Tailoring Pt valence states in TiO2 thin-film photocatalysts for efficient and durable ammonia-to-N2 conversion

Abstract

A platinum-loaded TiO2 thin-film photocatalyst was synthesized via the sol-gel method and applied for the selective catalytic oxidation (photo-SCO) of ammonia to nitrogen under UV irradiation. The catalytic performance was strongly influenced by both the Ti content in the sol and the Pt incorporation method. Increasing Ti loading enhanced the formation of the anatase phase, which promoted higher photocatalytic activity. Two Pt deposition methods were evaluated: UV-assisted photodeposition (M1) and direct addition into the TiO2 sol (M2).
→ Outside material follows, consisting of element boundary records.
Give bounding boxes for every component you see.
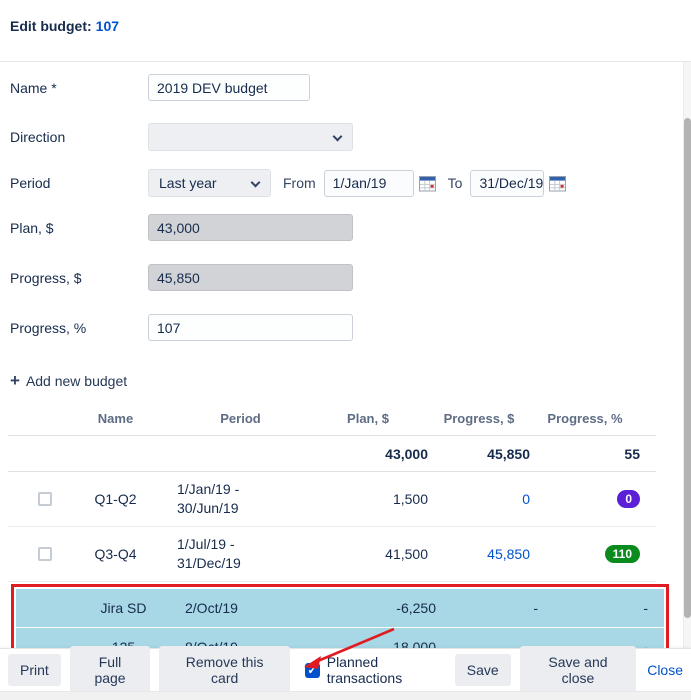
totals-progress-amount: 45,850 [487,445,530,462]
full-page-button[interactable]: Full page [69,646,151,694]
budget-table: Name Period Plan, $ Progress, $ Progress… [8,403,669,648]
row-checkbox[interactable] [38,492,52,506]
page-title: Edit budget: 107 [10,18,691,34]
chevron-down-icon [250,177,261,188]
print-button[interactable]: Print [8,654,61,686]
plus-icon: + [10,371,20,390]
to-label: To [447,175,463,191]
dialog-header: Edit budget: 107 [0,0,691,62]
table-row: Q1-Q2 1/Jan/19 - 30/Jun/19 1,500 0 0 [8,472,656,527]
column-header-name: Name [97,411,134,426]
progress-percent-label: Progress, % [10,319,87,336]
row-period: 1/Jul/19 - 31/Dec/19 [177,536,241,571]
planned-transactions-label: Planned transactions [326,654,403,686]
progress-amount-label: Progress, $ [10,269,82,286]
row-plan: 41,500 [385,546,428,562]
from-date-input[interactable] [323,169,414,197]
chevron-down-icon [332,131,343,142]
name-label: Name * [10,79,57,96]
period-preset-value: Last year [159,175,217,191]
form-row-direction: Direction [10,123,691,151]
column-header-progress-amount: Progress, $ [443,411,515,426]
form-row-progress-percent: Progress, % [10,314,691,341]
column-header-progress-percent: Progress, % [547,411,623,426]
name-input[interactable] [148,74,310,101]
row-progress-amount-link[interactable]: 45,850 [487,546,530,562]
dialog-content: Name * Direction Period Last year From [0,62,691,648]
transaction-period: 8/Oct/19 [185,638,238,649]
transaction-progress-percent: - [643,639,648,648]
row-plan: 1,500 [392,491,428,507]
transaction-row[interactable]: Jira SD 2/Oct/19 -6,250 - - [16,589,664,627]
column-header-checkbox [8,411,58,428]
row-period: 1/Jan/19 - 30/Jun/19 [177,481,240,516]
scrollbar-track[interactable] [683,62,691,648]
transaction-name: 125 [111,639,136,648]
transaction-row[interactable]: 125 8/Oct/19 18,000 - - [16,628,664,648]
page-bottom-strip [0,691,691,700]
table-row: Q3-Q4 1/Jul/19 - 31/Dec/19 41,500 45,850… [8,527,656,582]
annotation-red-box: Jira SD 2/Oct/19 -6,250 - - 125 8/Oct/19… [11,584,669,648]
planned-transactions-checkbox-wrap[interactable]: ✓ Planned transactions [305,654,455,686]
table-totals-row: 43,000 45,850 55 [8,436,656,472]
totals-plan: 43,000 [385,445,428,462]
add-new-budget-button[interactable]: + Add new budget [10,371,127,391]
calendar-icon[interactable] [418,175,436,192]
progress-amount-input [148,264,353,291]
footer-left-group: Print Full page Remove this card ✓ Plann… [8,646,455,694]
transaction-plan: -6,250 [396,600,436,616]
transaction-name: Jira SD [100,600,147,616]
status-badge: 0 [617,490,640,508]
period-preset-select[interactable]: Last year [148,169,271,197]
add-new-budget-label: Add new budget [25,373,128,389]
scrollbar-thumb[interactable] [684,118,691,618]
progress-percent-input[interactable] [148,314,353,341]
column-header-period: Period [220,411,261,426]
checkbox-checked-icon[interactable]: ✓ [305,662,320,678]
footer-right-group: Save Save and close Close [454,646,685,694]
form-row-period: Period Last year From To [10,169,691,197]
calendar-icon[interactable] [549,175,567,192]
from-label: From [283,175,316,191]
status-badge: 110 [604,545,640,563]
form-row-name: Name * [10,74,691,101]
form-row-plan: Plan, $ [10,214,691,241]
title-text: Edit budget: [10,18,92,34]
remove-card-button[interactable]: Remove this card [159,646,291,694]
totals-progress-percent: 55 [624,445,640,462]
save-button[interactable]: Save [454,654,511,686]
column-header-plan: Plan, $ [347,411,389,426]
plan-input [148,214,353,241]
transaction-progress-percent: - [643,600,648,616]
table-header-row: Name Period Plan, $ Progress, $ Progress… [8,403,656,436]
direction-select[interactable] [148,123,353,151]
transaction-period: 2/Oct/19 [185,599,238,616]
direction-label: Direction [10,129,66,145]
save-and-close-button[interactable]: Save and close [519,646,637,694]
row-checkbox[interactable] [38,547,52,561]
row-name: Q1-Q2 [94,491,137,507]
transaction-progress-amount: - [533,600,538,616]
transaction-plan: 18,000 [393,639,436,648]
row-progress-amount-link[interactable]: 0 [522,491,530,507]
form-row-progress-amount: Progress, $ [10,264,691,291]
close-button[interactable]: Close [645,654,685,686]
period-label: Period [10,175,51,191]
to-date-input[interactable] [470,169,545,197]
transaction-progress-amount: - [533,639,538,648]
budget-id-link[interactable]: 107 [95,18,120,34]
dialog-footer: Print Full page Remove this card ✓ Plann… [0,646,691,694]
plan-label: Plan, $ [10,219,54,236]
row-name: Q3-Q4 [94,546,137,562]
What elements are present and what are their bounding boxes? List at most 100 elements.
Among these, the M2 method enabled precise control of Pt loading, simplified the preparation process, and significantly reduced the amount of Pt required while maintaining excellent N2 selectivity. The catalytic activity and durability were further optimized through thermal treatment in various atmospheres. A 50 vol% O2 atmosphere promoted the formation of higher-valent Pt species, which were positively correlated with NH3 removal efficiency, N2 yield, and long-term stability. The Pt-Ti catalyst prepared via the M2 route and calcined in 50 vol% O2 exhibited over 95 % N2 yield for 100 h, despite using approximately 1/50 the Pt content compared to M1. Mechanistically, Lewis acid sites on the catalyst surface were identified as the active centers for ammonia activation and selective oxidation to nitrogen. In contrast, the generation of Br & Oslash;nsted acid sites during prolonged operation led to catalyst deactivation. These findings demonstrate a rational design strategy for highly efficient and durable photo-SCO catalysts using minimal noble metal content.